Summary and Analysis

Jing-mei Woo: The Joy Luck Club

The novel, in fact, opens with the concept of communication: Mr. Woo, June's father, believes that his wife died because she could not express herself. Unvoiced ideas, he says, can literally cause death. A few paragraphs farther on, June alludes to the problems that she and her mother had communicating: "I can never remember things I didn't understand in the first place."

In "Mother Tongue," an essay in The Threepenny Review, Fall 1990, Tan commented on her problems communicating with her mother: "I think my mother's English almost had an effect on limiting my possibilities in life. . . . While my English skills were never judged as poor, compared to math, English could not be my strong suit . . . for me, at least, the answers on English tests were always a judgment call, a matter of opinion and personal experience."

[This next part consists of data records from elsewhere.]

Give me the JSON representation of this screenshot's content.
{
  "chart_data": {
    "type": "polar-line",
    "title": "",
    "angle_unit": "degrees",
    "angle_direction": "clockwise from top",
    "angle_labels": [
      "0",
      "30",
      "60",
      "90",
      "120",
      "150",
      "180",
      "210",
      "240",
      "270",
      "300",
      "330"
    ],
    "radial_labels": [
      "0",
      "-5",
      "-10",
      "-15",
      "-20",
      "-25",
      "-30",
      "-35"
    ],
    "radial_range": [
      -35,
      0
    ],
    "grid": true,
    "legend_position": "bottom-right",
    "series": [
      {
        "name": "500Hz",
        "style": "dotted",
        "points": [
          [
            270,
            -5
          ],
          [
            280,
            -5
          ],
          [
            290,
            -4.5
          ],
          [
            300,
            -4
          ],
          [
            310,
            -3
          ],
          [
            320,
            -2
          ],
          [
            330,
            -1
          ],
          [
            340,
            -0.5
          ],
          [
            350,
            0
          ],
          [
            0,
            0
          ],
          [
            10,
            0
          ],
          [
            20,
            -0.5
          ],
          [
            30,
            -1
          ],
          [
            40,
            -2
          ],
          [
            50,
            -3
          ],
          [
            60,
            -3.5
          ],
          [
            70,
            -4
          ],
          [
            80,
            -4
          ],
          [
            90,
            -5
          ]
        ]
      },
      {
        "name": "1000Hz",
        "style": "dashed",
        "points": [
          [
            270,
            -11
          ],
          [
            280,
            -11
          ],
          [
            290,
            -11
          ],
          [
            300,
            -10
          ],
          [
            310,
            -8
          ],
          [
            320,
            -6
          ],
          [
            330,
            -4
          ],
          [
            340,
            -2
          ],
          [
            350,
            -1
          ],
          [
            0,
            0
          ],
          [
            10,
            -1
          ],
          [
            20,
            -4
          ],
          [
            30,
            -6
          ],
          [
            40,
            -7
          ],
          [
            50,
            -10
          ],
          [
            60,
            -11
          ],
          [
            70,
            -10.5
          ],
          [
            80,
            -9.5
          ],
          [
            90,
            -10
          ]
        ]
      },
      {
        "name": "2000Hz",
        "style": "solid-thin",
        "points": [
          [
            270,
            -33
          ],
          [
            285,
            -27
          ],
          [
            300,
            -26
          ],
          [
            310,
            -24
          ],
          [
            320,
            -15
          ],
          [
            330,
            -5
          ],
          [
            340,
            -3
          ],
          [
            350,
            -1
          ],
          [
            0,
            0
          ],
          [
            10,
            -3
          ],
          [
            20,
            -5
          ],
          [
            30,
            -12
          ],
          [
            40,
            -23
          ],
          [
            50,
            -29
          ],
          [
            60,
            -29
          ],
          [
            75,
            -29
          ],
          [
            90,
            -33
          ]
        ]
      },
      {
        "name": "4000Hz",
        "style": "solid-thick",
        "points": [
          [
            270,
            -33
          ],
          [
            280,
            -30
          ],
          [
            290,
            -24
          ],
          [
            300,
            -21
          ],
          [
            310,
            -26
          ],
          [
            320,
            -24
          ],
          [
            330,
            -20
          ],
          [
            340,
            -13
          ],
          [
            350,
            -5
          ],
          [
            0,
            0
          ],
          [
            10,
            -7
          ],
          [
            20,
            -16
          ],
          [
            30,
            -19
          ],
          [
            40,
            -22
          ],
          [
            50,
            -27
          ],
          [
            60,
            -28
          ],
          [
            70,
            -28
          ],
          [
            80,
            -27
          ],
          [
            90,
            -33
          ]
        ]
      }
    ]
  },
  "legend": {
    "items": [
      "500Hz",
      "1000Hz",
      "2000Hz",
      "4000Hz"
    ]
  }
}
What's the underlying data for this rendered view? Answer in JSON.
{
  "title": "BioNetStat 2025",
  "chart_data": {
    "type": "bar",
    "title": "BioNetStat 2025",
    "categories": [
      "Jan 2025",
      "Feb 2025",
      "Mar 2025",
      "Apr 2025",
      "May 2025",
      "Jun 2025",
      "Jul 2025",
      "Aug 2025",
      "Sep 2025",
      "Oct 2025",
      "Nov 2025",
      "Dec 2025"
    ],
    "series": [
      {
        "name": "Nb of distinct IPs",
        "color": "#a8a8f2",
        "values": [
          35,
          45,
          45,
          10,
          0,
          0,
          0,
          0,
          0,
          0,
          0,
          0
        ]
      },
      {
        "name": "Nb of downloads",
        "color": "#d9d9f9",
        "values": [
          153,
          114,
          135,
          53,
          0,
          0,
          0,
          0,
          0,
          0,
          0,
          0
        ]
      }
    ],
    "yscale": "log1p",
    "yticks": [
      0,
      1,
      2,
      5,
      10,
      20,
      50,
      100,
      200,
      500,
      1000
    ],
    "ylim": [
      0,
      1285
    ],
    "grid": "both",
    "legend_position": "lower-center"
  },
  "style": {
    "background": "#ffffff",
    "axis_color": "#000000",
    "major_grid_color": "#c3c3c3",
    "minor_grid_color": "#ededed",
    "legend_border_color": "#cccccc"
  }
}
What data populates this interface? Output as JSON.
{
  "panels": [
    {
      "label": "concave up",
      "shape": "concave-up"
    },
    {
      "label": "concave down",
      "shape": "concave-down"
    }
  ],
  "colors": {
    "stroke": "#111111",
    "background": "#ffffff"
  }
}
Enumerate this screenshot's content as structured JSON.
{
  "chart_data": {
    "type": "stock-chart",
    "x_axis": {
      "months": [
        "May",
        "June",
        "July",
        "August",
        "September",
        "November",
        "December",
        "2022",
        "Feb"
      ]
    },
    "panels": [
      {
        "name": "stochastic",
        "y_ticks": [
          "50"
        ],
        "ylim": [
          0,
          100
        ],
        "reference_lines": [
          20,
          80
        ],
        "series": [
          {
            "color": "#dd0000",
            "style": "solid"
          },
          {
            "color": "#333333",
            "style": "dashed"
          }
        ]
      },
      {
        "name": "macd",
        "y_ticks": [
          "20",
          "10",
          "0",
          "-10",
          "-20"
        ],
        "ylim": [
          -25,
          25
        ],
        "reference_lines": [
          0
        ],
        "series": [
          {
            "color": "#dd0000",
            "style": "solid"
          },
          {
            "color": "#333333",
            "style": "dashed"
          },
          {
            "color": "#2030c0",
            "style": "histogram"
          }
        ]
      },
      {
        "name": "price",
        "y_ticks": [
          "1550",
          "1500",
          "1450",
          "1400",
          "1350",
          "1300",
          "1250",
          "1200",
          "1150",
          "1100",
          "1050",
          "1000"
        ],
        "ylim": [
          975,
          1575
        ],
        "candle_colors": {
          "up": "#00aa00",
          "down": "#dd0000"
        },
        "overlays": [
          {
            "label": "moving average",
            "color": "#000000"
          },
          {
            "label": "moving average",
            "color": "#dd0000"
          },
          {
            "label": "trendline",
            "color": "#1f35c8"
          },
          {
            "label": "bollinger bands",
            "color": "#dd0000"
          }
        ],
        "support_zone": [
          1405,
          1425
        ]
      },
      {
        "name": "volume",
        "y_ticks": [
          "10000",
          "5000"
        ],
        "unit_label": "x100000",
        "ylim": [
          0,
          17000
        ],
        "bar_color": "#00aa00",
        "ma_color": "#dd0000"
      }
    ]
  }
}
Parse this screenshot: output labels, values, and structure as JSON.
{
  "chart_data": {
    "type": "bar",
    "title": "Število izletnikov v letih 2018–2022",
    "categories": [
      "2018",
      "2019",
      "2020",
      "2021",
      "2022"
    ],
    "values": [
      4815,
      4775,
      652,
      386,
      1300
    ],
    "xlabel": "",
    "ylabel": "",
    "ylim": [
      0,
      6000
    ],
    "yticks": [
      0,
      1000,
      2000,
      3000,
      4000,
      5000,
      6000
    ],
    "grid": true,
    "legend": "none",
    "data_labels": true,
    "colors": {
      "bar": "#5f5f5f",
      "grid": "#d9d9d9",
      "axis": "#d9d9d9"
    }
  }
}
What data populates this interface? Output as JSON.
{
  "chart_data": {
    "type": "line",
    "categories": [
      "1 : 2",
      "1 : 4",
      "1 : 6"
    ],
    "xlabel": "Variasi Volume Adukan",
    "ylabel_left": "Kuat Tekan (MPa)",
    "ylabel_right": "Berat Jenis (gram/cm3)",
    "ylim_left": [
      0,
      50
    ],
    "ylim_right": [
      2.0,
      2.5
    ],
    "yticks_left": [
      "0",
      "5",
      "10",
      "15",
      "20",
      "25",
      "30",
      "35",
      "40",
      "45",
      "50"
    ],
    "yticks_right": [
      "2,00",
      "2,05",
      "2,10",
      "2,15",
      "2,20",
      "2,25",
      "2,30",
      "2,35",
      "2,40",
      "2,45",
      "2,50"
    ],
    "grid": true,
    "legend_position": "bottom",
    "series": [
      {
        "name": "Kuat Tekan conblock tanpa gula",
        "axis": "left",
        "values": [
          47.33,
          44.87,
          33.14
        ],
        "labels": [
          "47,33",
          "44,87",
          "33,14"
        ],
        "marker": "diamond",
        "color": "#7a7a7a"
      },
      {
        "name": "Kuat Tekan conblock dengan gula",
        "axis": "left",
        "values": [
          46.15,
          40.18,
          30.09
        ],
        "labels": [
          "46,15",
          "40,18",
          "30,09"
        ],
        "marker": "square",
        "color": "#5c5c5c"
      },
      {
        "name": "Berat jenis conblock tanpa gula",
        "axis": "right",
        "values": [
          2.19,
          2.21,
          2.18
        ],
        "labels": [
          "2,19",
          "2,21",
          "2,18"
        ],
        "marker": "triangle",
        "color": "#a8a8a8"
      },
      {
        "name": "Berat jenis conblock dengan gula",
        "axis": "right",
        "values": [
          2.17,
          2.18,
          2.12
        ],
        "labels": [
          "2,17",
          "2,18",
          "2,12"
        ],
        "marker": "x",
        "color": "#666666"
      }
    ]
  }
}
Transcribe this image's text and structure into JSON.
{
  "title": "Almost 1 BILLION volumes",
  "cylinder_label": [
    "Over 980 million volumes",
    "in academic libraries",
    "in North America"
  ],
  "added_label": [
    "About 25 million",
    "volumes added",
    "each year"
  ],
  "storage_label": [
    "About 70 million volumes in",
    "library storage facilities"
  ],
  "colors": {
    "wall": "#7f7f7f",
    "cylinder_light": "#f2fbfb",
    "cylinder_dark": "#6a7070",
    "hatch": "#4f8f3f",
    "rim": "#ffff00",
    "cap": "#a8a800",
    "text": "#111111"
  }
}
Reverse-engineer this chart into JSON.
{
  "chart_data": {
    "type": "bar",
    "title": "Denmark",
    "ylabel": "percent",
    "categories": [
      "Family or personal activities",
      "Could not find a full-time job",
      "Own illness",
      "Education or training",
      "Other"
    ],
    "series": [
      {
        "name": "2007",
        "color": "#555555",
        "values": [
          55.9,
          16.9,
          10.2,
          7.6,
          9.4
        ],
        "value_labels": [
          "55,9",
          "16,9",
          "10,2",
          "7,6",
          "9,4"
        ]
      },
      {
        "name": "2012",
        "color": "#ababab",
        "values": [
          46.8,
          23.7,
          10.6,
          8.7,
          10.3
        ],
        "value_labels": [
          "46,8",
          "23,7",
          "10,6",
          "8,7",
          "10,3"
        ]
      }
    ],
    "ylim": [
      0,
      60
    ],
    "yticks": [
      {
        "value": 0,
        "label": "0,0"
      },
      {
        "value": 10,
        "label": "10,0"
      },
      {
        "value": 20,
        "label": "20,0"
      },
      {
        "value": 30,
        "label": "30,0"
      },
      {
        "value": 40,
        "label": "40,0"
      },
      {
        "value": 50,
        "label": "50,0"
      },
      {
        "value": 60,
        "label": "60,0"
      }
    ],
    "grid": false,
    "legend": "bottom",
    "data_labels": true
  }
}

Tan is too modest. Her novel is rich — especially in figurative language, words and phrases that convey ideas beyond their literal meaning. Tan's most common figures of speech are similes, metaphors, personification, and hyperbole. Many critics have compared her narrative style and her unique voice to the Native American writer Louise Erdrich. Tan recalls reading Erdrich's Love Medicine in 1985 and being "so amazed by her voice. It was different and yet it seemed I could identify with the powerful images, the beautiful language and such moving stories." Tan's images are equally powerful. Her metaphor "the peaks looked like giant fried fish trying to jump out of a vat of oil," for example, uses a common food item eaten regularly within a terrifying context in order to convey the horrors of war and to foreshadow the unbearable events that will befall the mother who is forced to abandon her babies by the side of the road.